Every fourth year, our otherwise predictable, relatively repetitive civic calendar does something just a little bit different (albeit predictably so), which makes me think that today, February 29 – this extra day we have every fourth year, every « Leap Year » – should always be a holiday! (After all, why should labor-extracting employers be given the benefit of an extra day’s labor by their employees, just because this happens once every four years?)
« Leap year, » as anyone who cares already knows, was first introduced into the ancient Roman calendar by Julius Caesar in 46 B.C. Originally, Caesar intended a »Leap Year » to occur every fourth year,  which was what happened until the introduction of the reformed Gregorian Calendar in October 1582. Caesar’s reform, while presumably an infinite improvement over whatever the Romans had been doing with their calendar before, was nonetheless slightly off, so much so that by the 16th century the Julian Calendar was about 10 days off, The Gregorian Calendar, which we now almost universally use, corrected Caesar’s calculations by omitting 3 leap years every 400 years – e.g., not adding the extra day in 1700, 1800, and 1900, but doing so in 2000 (As a result, the Julian and Gregorian calendars are now a full 13 days out of sync.)
For reasons that made more sense to an ancient Roman than to us, Caesar inserted the extra « leap year » day in late February – duplicating the sixth day before the Kalends of March, which in the Roman way of computing dates was February 24. (February 23, the seventh day before the Kalends of March, was the pre-Christian Roman feast of Terminalia, devoted to Terminus, the god of boundaries, temporal as well as geographical, which may perhaps explain Caesar’s choice of the following day.) Hence, the Latin term for « leap year » is annus bisextilis, i.e., a year in which the sixth day before the Kalends of March occurs twice. This curious term for what in English we call leap year is as a result common in all the Romance languages, for example, “anno bisestile” in Italian.  

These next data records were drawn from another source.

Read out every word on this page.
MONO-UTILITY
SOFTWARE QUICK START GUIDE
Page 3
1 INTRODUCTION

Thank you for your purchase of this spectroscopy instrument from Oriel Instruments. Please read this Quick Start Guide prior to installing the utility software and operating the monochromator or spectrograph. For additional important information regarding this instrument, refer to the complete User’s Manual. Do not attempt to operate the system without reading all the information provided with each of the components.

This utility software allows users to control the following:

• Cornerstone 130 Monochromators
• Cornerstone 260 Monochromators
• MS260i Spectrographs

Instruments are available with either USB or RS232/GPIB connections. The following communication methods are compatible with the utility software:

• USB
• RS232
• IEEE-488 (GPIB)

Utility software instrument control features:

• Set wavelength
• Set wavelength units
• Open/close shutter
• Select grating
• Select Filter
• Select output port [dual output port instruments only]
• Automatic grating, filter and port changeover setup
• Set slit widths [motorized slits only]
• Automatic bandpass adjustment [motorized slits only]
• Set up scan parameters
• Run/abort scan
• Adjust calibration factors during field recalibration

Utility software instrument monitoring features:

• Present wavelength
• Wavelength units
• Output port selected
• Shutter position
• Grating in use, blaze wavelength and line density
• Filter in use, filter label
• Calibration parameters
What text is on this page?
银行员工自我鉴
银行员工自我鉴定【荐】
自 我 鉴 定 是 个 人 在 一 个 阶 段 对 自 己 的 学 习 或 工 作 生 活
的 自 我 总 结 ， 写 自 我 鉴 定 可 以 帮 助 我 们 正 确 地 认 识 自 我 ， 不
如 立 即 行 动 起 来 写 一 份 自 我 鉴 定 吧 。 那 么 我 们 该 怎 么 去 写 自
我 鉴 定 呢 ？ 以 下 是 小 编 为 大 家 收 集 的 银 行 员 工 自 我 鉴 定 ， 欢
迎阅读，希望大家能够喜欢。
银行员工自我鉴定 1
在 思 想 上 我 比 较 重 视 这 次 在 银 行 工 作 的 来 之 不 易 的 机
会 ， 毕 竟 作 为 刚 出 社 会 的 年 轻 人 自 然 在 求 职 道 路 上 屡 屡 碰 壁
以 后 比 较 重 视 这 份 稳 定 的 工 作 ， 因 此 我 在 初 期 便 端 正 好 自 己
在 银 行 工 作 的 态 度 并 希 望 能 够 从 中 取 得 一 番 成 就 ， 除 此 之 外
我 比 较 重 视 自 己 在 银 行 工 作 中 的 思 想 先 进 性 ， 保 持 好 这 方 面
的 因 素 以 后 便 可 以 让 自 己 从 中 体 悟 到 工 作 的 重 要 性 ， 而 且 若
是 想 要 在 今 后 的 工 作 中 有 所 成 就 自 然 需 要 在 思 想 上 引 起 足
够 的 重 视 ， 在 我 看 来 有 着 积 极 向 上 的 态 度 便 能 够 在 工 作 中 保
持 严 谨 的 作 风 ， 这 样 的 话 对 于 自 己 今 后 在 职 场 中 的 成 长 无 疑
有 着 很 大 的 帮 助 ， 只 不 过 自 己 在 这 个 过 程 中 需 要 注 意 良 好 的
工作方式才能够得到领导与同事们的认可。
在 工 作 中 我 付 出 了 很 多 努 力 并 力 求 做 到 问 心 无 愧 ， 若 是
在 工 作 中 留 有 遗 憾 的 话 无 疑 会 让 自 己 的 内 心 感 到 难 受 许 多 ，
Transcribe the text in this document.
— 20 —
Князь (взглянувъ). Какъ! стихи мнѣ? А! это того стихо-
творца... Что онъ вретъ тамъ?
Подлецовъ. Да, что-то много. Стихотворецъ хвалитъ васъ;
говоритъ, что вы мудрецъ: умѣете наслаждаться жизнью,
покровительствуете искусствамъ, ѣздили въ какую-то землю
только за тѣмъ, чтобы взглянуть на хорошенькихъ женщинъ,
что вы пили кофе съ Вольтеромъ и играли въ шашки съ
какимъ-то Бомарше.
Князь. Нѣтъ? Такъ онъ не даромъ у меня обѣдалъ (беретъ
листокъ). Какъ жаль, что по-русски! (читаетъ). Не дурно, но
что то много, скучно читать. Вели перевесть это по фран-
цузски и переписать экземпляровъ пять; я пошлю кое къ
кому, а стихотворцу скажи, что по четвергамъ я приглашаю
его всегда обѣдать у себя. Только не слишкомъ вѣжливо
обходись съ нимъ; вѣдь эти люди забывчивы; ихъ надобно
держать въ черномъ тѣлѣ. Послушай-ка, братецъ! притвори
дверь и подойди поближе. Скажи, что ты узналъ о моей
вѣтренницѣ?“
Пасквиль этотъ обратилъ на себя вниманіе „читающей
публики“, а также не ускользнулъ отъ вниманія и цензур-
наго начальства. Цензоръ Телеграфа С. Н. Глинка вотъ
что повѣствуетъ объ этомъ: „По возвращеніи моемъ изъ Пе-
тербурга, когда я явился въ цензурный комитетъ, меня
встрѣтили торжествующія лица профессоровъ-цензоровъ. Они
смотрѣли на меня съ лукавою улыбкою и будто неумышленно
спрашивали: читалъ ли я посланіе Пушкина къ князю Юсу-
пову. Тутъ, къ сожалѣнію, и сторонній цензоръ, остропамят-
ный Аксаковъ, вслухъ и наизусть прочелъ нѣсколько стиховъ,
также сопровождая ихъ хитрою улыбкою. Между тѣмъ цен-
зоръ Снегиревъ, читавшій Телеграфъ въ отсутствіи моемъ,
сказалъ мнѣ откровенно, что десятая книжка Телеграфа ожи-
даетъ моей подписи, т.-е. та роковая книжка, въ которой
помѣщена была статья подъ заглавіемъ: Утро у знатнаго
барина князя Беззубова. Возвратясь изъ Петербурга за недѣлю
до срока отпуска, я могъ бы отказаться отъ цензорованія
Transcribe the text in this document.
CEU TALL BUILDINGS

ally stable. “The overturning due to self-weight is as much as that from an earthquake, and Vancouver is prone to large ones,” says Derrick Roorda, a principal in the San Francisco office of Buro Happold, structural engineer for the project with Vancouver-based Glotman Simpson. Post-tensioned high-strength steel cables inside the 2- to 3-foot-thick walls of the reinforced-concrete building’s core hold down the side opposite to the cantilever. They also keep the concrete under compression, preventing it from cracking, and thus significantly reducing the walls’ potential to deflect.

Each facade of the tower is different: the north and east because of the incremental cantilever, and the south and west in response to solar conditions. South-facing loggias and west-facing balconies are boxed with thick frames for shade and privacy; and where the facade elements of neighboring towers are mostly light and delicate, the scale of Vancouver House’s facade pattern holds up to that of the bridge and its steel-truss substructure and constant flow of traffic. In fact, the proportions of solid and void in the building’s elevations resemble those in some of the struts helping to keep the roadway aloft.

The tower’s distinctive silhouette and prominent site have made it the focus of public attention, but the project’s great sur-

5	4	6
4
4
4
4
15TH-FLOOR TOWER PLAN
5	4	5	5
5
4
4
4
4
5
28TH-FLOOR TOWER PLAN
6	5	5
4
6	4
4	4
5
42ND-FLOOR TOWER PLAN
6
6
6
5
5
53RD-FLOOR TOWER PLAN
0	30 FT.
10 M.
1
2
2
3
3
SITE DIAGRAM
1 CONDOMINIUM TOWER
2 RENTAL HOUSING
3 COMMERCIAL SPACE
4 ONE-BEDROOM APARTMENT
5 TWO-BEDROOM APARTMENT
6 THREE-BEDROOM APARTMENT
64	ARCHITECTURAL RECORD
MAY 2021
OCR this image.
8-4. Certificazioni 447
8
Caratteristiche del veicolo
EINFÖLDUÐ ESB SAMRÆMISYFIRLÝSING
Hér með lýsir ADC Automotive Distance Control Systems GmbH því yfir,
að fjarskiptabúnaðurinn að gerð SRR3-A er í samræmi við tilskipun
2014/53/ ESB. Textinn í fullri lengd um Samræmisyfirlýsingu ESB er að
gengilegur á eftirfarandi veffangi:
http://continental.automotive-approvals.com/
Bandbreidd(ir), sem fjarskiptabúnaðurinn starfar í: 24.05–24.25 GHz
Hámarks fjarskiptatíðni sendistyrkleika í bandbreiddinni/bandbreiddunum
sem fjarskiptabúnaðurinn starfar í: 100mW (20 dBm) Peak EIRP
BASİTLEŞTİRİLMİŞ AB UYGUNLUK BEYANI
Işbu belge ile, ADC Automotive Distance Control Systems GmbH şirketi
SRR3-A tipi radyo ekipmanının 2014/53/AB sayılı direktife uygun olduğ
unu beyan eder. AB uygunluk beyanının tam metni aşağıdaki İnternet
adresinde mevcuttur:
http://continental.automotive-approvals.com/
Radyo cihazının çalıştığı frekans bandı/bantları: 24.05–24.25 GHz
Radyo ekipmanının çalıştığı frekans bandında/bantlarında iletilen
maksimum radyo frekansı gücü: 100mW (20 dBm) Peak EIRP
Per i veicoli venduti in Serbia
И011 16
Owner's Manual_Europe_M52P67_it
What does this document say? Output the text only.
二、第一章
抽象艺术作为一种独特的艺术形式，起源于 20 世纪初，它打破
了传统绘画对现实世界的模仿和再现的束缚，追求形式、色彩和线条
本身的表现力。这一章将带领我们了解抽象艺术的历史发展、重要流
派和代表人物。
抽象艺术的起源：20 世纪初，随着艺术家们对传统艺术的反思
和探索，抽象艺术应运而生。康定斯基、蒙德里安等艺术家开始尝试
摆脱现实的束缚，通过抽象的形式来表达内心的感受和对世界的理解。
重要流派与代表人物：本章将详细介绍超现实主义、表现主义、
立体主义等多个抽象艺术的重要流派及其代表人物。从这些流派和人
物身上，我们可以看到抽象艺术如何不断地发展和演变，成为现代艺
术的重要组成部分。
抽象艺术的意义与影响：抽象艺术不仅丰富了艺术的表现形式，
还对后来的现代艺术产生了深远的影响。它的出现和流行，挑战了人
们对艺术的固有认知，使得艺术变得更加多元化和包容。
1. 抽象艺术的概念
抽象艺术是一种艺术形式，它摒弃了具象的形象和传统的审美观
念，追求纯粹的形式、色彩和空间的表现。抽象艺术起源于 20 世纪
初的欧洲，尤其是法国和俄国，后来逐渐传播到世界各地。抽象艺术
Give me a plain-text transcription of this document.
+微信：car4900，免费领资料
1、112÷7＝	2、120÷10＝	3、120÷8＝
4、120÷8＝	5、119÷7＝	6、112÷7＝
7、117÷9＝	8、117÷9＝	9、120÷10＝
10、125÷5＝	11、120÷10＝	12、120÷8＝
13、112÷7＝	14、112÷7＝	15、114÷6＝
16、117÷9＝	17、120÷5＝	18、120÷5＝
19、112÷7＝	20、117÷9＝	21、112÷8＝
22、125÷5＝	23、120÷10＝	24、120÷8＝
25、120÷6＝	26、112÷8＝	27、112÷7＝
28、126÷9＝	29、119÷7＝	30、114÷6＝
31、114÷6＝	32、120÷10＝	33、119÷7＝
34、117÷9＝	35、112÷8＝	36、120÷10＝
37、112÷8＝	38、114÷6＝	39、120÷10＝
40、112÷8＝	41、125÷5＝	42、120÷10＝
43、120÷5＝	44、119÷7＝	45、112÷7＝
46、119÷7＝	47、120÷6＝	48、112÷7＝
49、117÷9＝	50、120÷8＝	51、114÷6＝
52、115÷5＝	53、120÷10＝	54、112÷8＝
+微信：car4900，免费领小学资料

In the pre-conciliar Roman liturgical calendar, the sixth day before the Kalends of March, February 24, was celebrated as the feast of Saint Matthias. But in a « leap year, » when there were two sixth days before the Kalends of March, Saint Matthias was celebrated on the second of them, February 25. Sadly – and to no noticeable advantage to anyone – the present, post-conciliar calendar reassigned Saint Matthias to May 14. So another quaint survival from liturgical antiquity was gratuitously abandoned.
Be all that as it may, we still have this oddity of « leap year, » which gives us a February of 29 instead of 28 days and means that for the next 12 months every date will fall two days of the week later instead of the usual one. (Hence the term « leap year. ») 
In my ignorant youth, I very foolishly embraced the project of an artificial, invariable « World Calendar. » Having long ago recovered from the ultra-rationalist folly underlying the proposed « World Calendar, » I can now better appreciate the charm of having so much variety in our actual calendar! (The Second Vatican Council wisely poured cold water on the proposed « World Calendar » with its caveat that, when it comes to any alternative calendar system, the Church has no objection only in the case of those systems which retain and safeguard a seven-day week with Sunday, without the introduction of any days outside the week, so that the succession of weeks may be left intact.)

Not surprisingly, all sorts of popular folkloric customs have developed over the centuries in regard to « leap year. » There is, for example, the British-Irish tradition (dubiously associated with Saint Brigid of Kildare, whose 1500th anniversary has been celebrated this very month) that a woman may take the initiative and propose marriage to a man in « Leap Year. » 
I don’t know what to make of that curious concession in today’s very changed society. But I still think this extra day should always be a holiday!